原因是西方现代艺术和教育,基本上按照西方艺术史写作的脉络来发展的。西方艺术史基本记载对前一阶段有颠覆的或者有改造的,而且是在文字表述上能表述的作品。西方艺术教育出现的一个基本的问题:老师刻意培养学生解释作品的能力,导致艺术家或者艺术学生对作品本身不负责任,而对阐释负责。
我现在正在思考一个问题,也是和这次《央美素描60年》展有关系的。首先,作为中国艺术家必须要面对过去的经验和过去的教育背景,把它搞清楚,我们的艺术教育到底有什么东西是可以用的。要认清楚今天中国当代艺术状况,必须要找到这种关系,所以才有这个展览。
事实上后来我发现这里涉及到的其实不仅是素描和基础训练的问题,这里可以探讨很多有意思的问题。中国的艺术家必须要非常认真对待的一些事情。后来我们召开了一个“素描何为”对话会,请了一些活跃的当代艺术家,如张培力、张晓刚、冯梦波、孙原、彭禹,看上去好像和传统素描训练没有关系的一些艺术家。几乎所有的人,对素描、学院的训练,总的倾向认为是有作用的。比如孙原、彭禹,他们认为学院的训练是在被限制中激发出创造力。曾经反对全因素素描的王华祥,也开始意识到全因素素描特别重要,他发现全因素素描实际上是一个法宝,它帮助艺术家解决了很多问题。张晓刚说:“看了这个素描展,最大的触动就是决心让我女儿一定要考上中央美术学院。”
杜:“极高明而道中庸”。
徐:中国当代艺术家最后的结果必然跟这个事是有关系的,但是我觉得这种探讨有一个问题,因为这些人是成功的,所以他们必然认为过去的营养都是有意义的,所以才成功。其实这个东西在每一个人脑子里,对学院训练的这套,都有自己的小算盘,在计算这个东西到底跟我是什么关系。

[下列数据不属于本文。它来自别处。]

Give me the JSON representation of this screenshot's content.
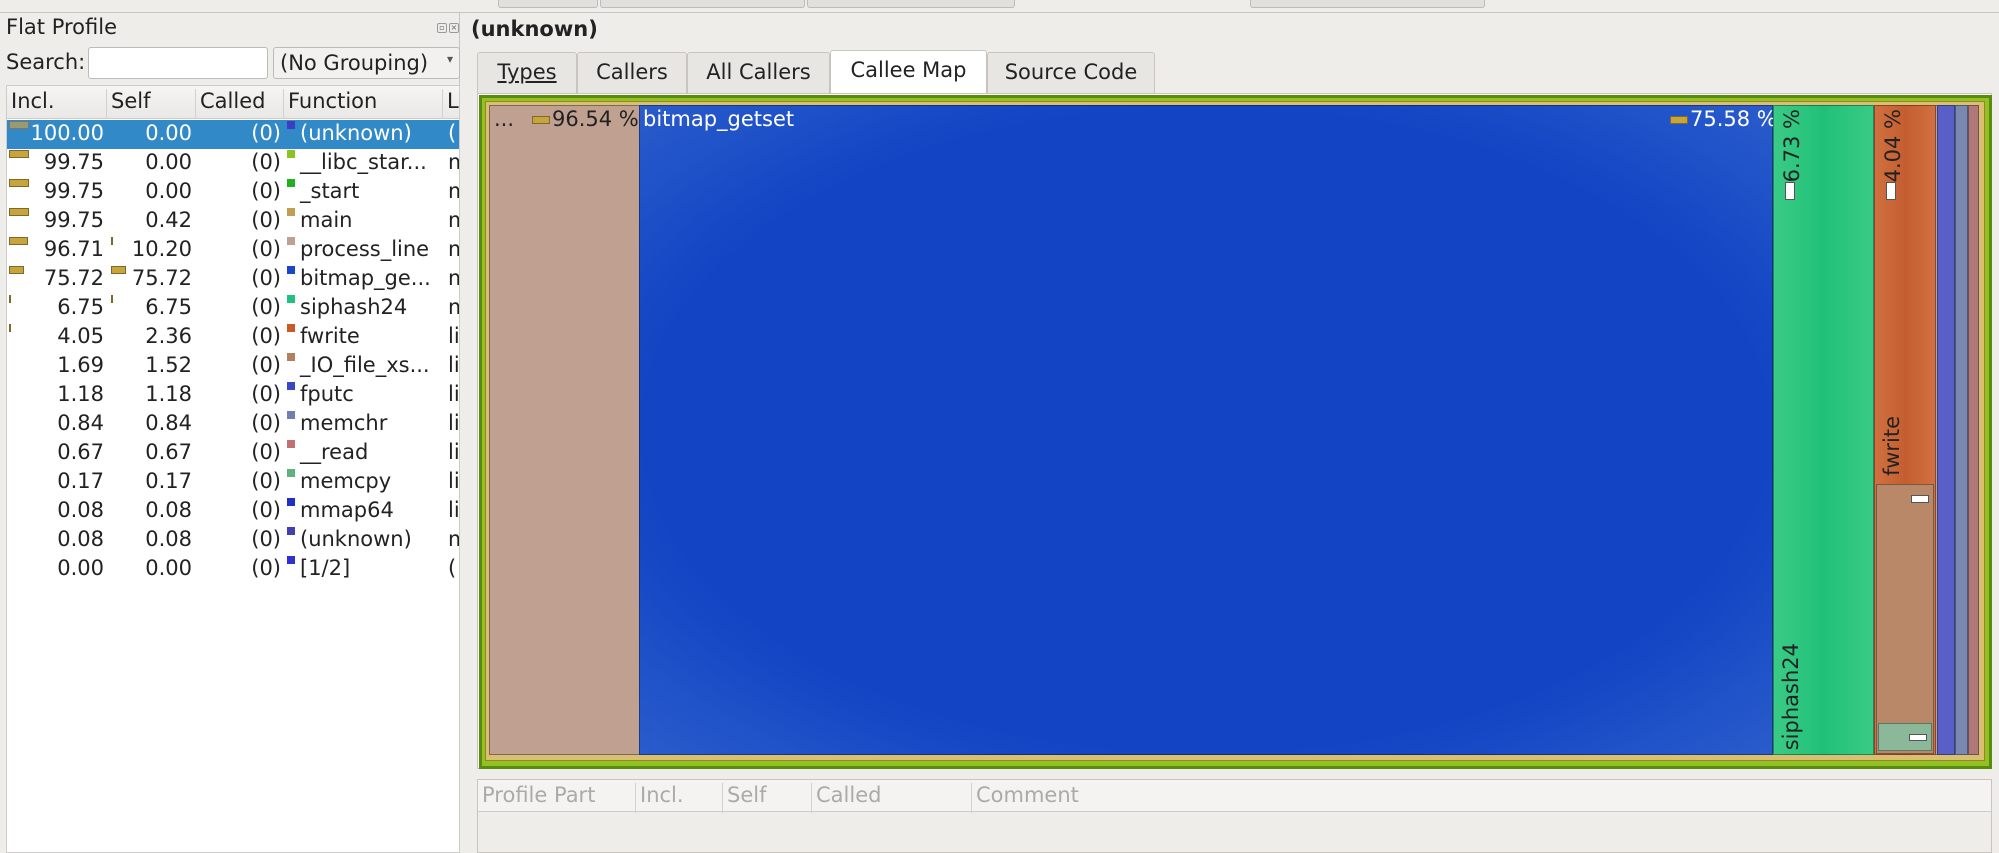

西方一些艺术学院的院长来中央美院访问,比如英国艺术大学,他们来的目的就是了解我们怎么在保留传统的手艺和技巧的同时,又发展新学科、新艺术的。中国的现代艺术那么强劲,但这套东西还保留着。我对他说这套体系是你们的传统,但是你们给放弃了,被我们保留而且还深入发展了。
杜:为什么?
徐:因为他们的主流艺术教育体系里已经没有这套训练,有一些人有兴趣,但只是一些业余画家,而且被视为一种低级的商业画家。但我们并没有认为它是一种商业的或是低级的东西,它在我们这里还得到了极大发展。当然,这和时代、政治背景,和我们国家与世界格局之间的意识形态之关系都有关。潘公凯有一个不错的观点,他觉得为什么建国十七年期间,以及“文革”时艺术是那种形态?是因为当时中国与国际上的关系太紧张,这个紧张让中国艺术必须是这种面貌。我是觉得那么多人在这个系统的艺术教育上做了这么多事,这是我们很特殊的资源,是西方没有的。后来我在世界上看了和参与了很多艺术活动,其实任何生活体系都有可取之处,任何营养都是可以转换和被使用的,要看你是否有能力把这种负面的或者是愚昧的东西转换成一种别人没有的又是有用的东西。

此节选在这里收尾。